A company has a legacy application that outputs all logs to a local text file.
Logs from all applications running on AWS must be continually monitored for security-related messages. What can be done to allow the company to deploy the legacy application on Amazon EC2 and still meet the monitoring requirement?
Click on the arrows to vote for the correct answer
A. B. C. D.Answer: B.
Option A is incorrect because this would not be the optimum solution since it will be just a long overdrawn process to achieve the requirement.
Option B is CORRECT because one can send the log files to CloudWatch Logs.
You can then specify metrics to search the logs for any specific values and create alarms based on these metrics.
Option C is incorrect because AWS Inspector cannot be used to monitor security-related messages.
Option D is incorrect because files cannot be exported to AWS CloudTrail, and the solution requires additional AWS services such as Athena and Lambda with additional resources and costs.
For more information on the Cloudwatch logs agent, please visit the below URL:
https://docs.aws.amazon.com/AmazonCloudWatch/latest/logs/QuickStartEC2Instance.htmlOption A:
This option suggests creating a Lambda function that mounts the Elastic Block Store (EBS) volume with the logs from the legacy application and scans the logs for security incidents. The function will be triggered every 5 minutes using a scheduled CloudWatch event.
The Lambda function will have to access the EBS volume that holds the log files. This can be done by using an Amazon Elastic File System (EFS) mount target on the EC2 instance, which will allow the Lambda function to read the log files from the EBS volume. The function can then scan the log files for security incidents, and if it finds any, it can trigger CloudWatch alarms to alert the security team.
Option B:
This option suggests sending the local text log files to CloudWatch Logs and configuring a CloudWatch metric filter. CloudWatch alarms will be triggered based on the metrics.

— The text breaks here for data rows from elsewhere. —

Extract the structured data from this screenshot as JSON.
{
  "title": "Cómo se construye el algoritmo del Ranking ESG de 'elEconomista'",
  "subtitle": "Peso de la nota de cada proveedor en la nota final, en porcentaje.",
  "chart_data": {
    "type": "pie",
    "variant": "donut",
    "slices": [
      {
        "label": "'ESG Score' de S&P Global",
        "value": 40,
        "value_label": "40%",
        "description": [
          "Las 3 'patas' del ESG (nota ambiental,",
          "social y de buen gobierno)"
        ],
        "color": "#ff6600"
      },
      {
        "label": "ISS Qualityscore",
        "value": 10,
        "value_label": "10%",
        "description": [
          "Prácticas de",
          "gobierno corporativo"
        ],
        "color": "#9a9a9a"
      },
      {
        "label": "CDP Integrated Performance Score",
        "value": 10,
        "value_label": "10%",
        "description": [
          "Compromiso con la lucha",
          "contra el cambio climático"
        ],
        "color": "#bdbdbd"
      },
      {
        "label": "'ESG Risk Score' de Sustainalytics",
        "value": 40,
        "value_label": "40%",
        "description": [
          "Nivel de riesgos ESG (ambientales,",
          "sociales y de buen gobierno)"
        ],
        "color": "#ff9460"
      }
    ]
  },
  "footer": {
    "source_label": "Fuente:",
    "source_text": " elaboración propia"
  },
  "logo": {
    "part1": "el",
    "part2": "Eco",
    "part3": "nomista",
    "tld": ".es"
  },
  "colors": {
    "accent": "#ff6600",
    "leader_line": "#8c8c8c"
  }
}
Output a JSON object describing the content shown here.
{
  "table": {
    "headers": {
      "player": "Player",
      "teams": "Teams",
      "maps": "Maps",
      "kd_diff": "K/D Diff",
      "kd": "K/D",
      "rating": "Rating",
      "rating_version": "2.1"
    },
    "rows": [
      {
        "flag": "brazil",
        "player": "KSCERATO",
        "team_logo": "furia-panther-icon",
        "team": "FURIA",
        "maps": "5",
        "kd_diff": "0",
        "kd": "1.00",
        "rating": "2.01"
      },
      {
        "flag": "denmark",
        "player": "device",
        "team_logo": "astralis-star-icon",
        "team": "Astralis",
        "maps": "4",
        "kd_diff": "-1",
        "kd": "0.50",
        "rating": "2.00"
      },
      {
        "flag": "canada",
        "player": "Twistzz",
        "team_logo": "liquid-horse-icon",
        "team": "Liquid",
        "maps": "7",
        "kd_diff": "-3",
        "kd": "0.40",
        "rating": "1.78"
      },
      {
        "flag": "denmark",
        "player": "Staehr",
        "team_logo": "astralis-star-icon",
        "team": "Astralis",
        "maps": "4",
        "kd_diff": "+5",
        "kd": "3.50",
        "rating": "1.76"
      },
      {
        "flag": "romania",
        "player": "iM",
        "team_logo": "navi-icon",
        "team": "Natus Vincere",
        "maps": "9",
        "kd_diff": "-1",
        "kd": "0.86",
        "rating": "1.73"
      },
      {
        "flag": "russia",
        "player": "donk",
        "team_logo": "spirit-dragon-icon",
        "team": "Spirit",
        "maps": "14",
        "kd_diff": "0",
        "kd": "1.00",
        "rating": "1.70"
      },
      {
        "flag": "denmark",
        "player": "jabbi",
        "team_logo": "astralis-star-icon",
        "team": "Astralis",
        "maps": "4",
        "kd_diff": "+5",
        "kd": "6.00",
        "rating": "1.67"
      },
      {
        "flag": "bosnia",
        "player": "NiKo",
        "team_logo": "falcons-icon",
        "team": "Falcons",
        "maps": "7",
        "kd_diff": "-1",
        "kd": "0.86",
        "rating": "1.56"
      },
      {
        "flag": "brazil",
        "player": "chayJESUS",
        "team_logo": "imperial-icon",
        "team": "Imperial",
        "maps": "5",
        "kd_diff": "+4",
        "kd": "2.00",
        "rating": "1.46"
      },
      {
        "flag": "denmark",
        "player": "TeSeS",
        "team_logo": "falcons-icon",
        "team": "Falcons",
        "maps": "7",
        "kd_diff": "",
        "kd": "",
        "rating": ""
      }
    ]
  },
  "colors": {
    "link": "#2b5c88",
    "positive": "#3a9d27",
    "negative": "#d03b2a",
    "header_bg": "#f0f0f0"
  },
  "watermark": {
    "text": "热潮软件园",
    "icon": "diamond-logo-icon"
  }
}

The legacy application's log files can be sent to CloudWatch Logs using the CloudWatch Logs Agent or by using the AWS CLI. Once the log files are in CloudWatch Logs, a CloudWatch metric filter can be created to look for security-related messages. If the filter detects any security incidents, CloudWatch alarms can be triggered to alert the security team.
Option C:
This option suggests installing the Amazon Inspector agent on any EC2 instance running the legacy application. CloudWatch alerts will be generated based on any Amazon Inspector findings.
Amazon Inspector is a security assessment service that can be used to find security vulnerabilities in EC2 instances. The Amazon Inspector agent will need to be installed on the EC2 instances running the legacy application. Once installed, the agent will periodically perform security assessments and generate findings. CloudWatch alerts can be generated based on the findings to alert the security team.
Option D:
This option suggests exporting the local text log files to CloudTrail. A Lambda function can then be created to query the CloudTrail logs for security incidents using Athena.
CloudTrail is a service that records AWS API calls and events. The local text log files from the legacy application can be exported to CloudTrail by sending them to an S3 bucket. Once the logs are in CloudTrail, a Lambda function can be created to query the logs using Athena. The function can look for security incidents and trigger CloudWatch alarms if any are found.
Overall, option B and option C are the most straightforward and easy to implement solutions. Option A and option D require more configuration and setup, and may be more complex to manage.